Thanks for these details. And strange! One thing I noticed: You seem to have both pdfminer.six (pdfplumber's main dependency) and pdfminer (that project's earlier incarnation) installed. Can you remove pdfminer from your Pipfile? (Or do some of your direct dependencies require that older project?) And, if so, do you still get the error?

has-abi commented 2 years ago

Yes, I did remove pdfminer and used pdfminer.six instead in the same project with pdfplumber 0.6.2 and it works for both environments!

Thanks @jsvine

jsvine commented 2 years ago

Ah, great — thanks for following up!

Hoyuri commented 2 years ago

Hi, I met the same issue here. Uninstall pdfminer.six and re-install it again, and then bug is fixed. It is just because LTChar object does not have attribute graphicstate. Reinstallation will fix the bug.

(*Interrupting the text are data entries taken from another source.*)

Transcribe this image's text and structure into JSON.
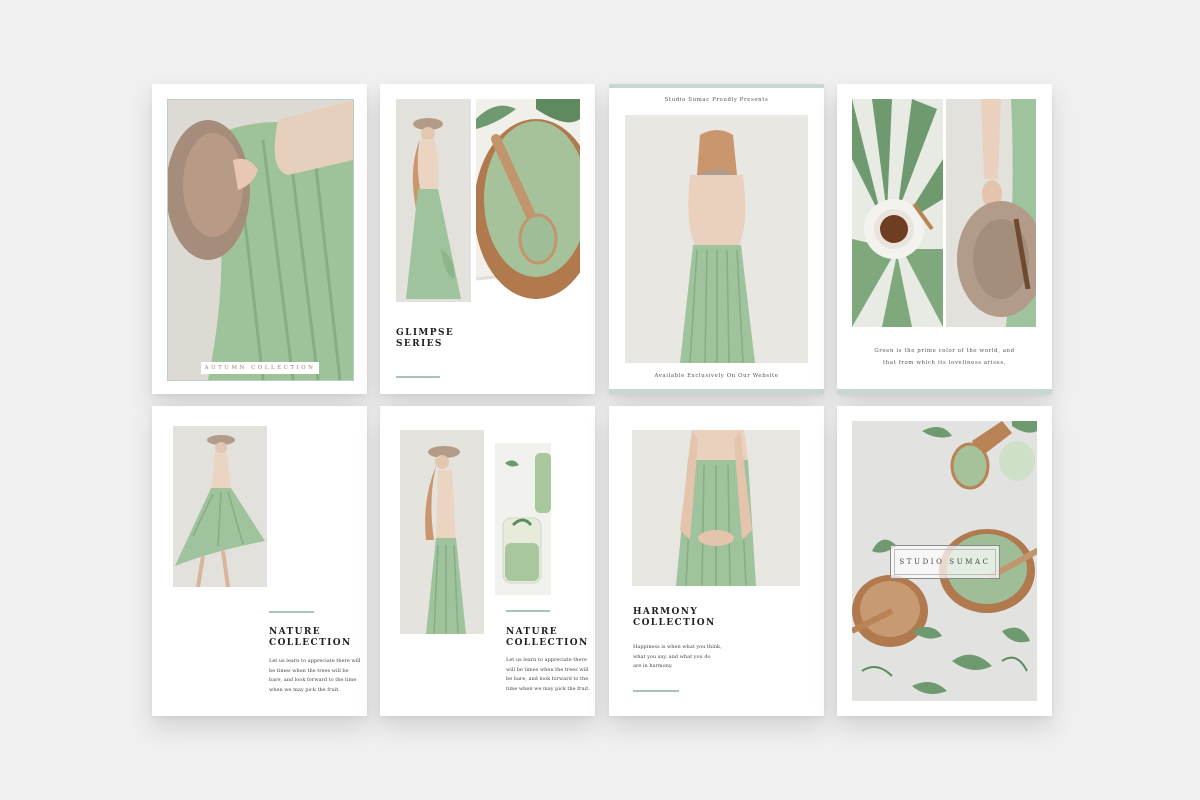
{
  "cards": {
    "c1": {
      "label": "AUTUMN COLLECTION"
    },
    "c2": {
      "title": "GLIMPSE\nSERIES"
    },
    "c3": {
      "top": "Studio Sumac Proudly Presents",
      "bottom": "Available Exclusively On Our Website"
    },
    "c4": {
      "quote1": "Green is the prime color of the world, and",
      "quote2": "that from which its loveliness arises."
    },
    "c5": {
      "title": "NATURE\nCOLLECTION",
      "body": [
        "Let us learn to appreciate there will",
        "be times when the trees will be",
        "bare, and look forward to the time",
        "when we may pick the fruit."
      ]
    },
    "c6": {
      "title": "NATURE\nCOLLECTION",
      "body": [
        "Let us learn to appreciate there",
        "will be times when the trees will",
        "be bare, and look forward to the",
        "time when we may pick the fruit."
      ]
    },
    "c7": {
      "title": "HARMONY\nCOLLECTION",
      "body": [
        "Happiness is when what you think,",
        "what you say, and what you do",
        "are in harmony."
      ]
    },
    "c8": {
      "brand": "STUDIO SUMAC"
    }
  },
  "colors": {
    "accent": "#a8c2bd",
    "skirt_green": "#9fc39c",
    "background": "#f0f0f0"
  }
}
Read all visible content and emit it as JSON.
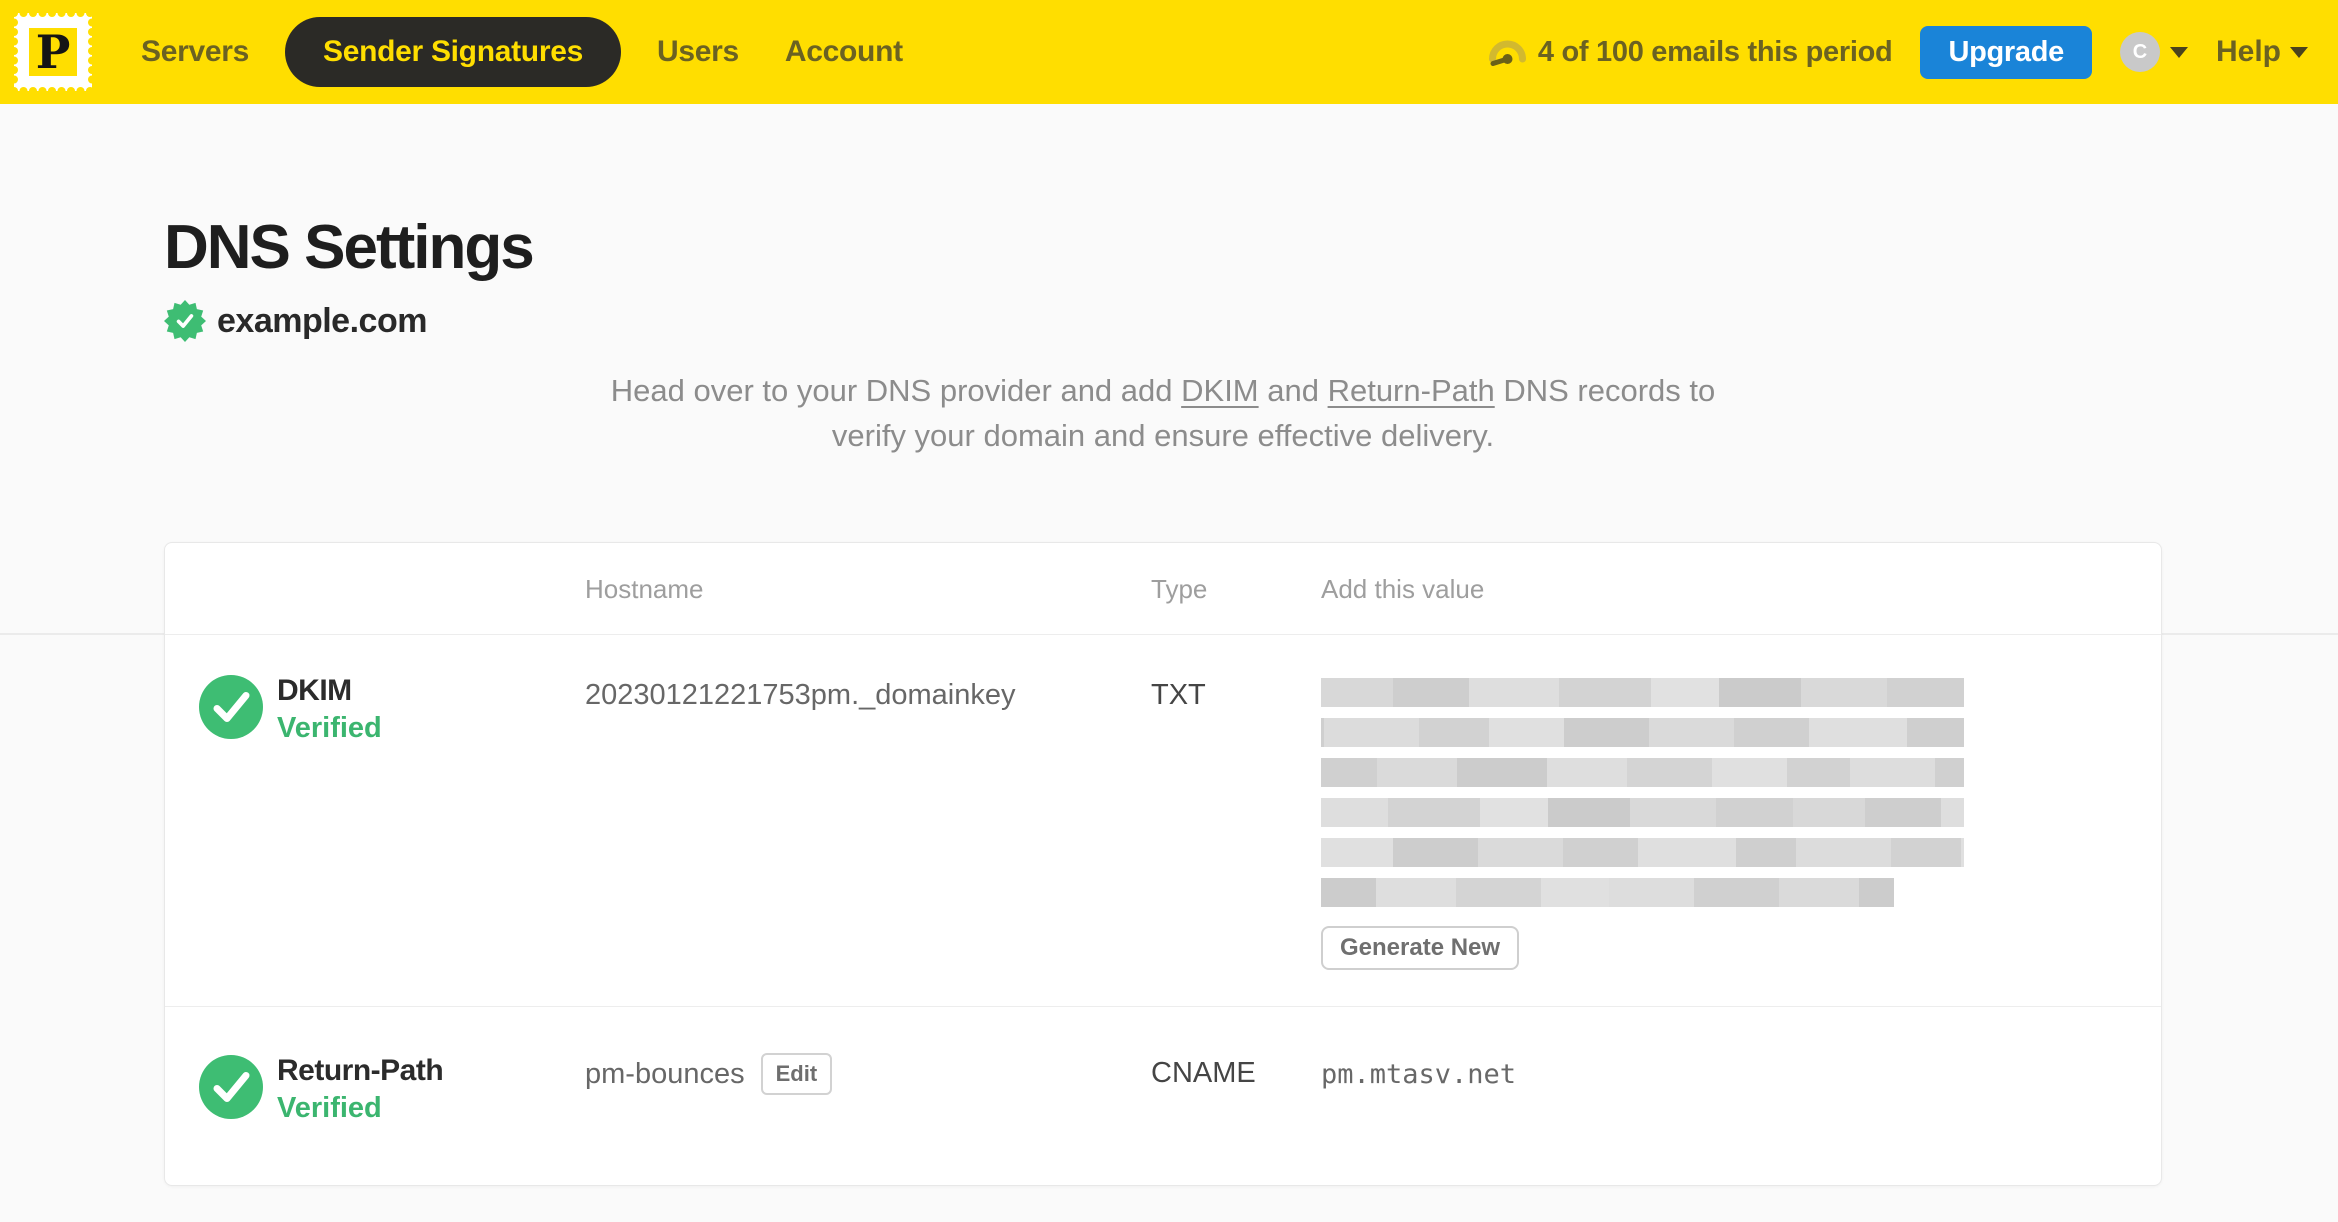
{
  "nav": {
    "logo_letter": "P",
    "items": [
      {
        "label": "Servers",
        "active": false
      },
      {
        "label": "Sender Signatures",
        "active": true
      },
      {
        "label": "Users",
        "active": false
      },
      {
        "label": "Account",
        "active": false
      }
    ],
    "usage_text": "4 of 100 emails this period",
    "upgrade_label": "Upgrade",
    "avatar_initial": "C",
    "help_label": "Help"
  },
  "page": {
    "title": "DNS Settings",
    "domain": "example.com",
    "domain_verified": true,
    "intro_before": "Head over to your DNS provider and add ",
    "intro_link_dkim": "DKIM",
    "intro_between": " and ",
    "intro_link_return_path": "Return-Path",
    "intro_after": " DNS records to verify your domain and ensure effective delivery."
  },
  "table": {
    "headers": {
      "hostname": "Hostname",
      "type": "Type",
      "value": "Add this value"
    },
    "rows": [
      {
        "name": "DKIM",
        "status": "Verified",
        "hostname": "20230121221753pm._domainkey",
        "type": "TXT",
        "value_redacted": true,
        "redacted_lines": 6,
        "action_label": "Generate New"
      },
      {
        "name": "Return-Path",
        "status": "Verified",
        "hostname": "pm-bounces",
        "edit_label": "Edit",
        "type": "CNAME",
        "value": "pm.mtasv.net"
      }
    ]
  },
  "colors": {
    "brand_yellow": "#FFDE00",
    "nav_text_olive": "#6B6222",
    "active_pill_bg": "#2B2A26",
    "accent_blue": "#1A84D8",
    "success_green": "#3EBD73",
    "intro_gray": "#8C8C8C"
  }
}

timsanders256 commented 2 years ago

Thanks to Hoyuri! It works like magic

Abe-Z-2022 commented 1 year ago

thanks for help. I'm facing the same issue, everything was working well for my script, up until I've decided to pip install pdfminer through my local pycharm terminal (working on virtual environment). So before that, I've just installed both pdfminer and pdfminersix through the pycharm packages interface. But ever since I pip installing it again through the terminal issues are in abundant. for a whole day my pycharm couldn't identify my pdfminer (although I'be unistalled it from pycharm and/or deleted the lib folder directly from my computer). Now after 24 hours and a few computer resets - the pdfminer is working again...apart from the - 'LTChar' object has no attribute 'graphicstate'. I just dont want to uninstall/delete again and getting back to ground zero. Would love to hear your thoughts

jsvine commented 1 year ago

Hi @Abe-Z-2022, without having more information/access to your setup, it's hard to definitively diagnose your issue. In general, however, I'd strongly recommend installing pdfplumber (as well as pretty much any Python library) in a Python virtual environment.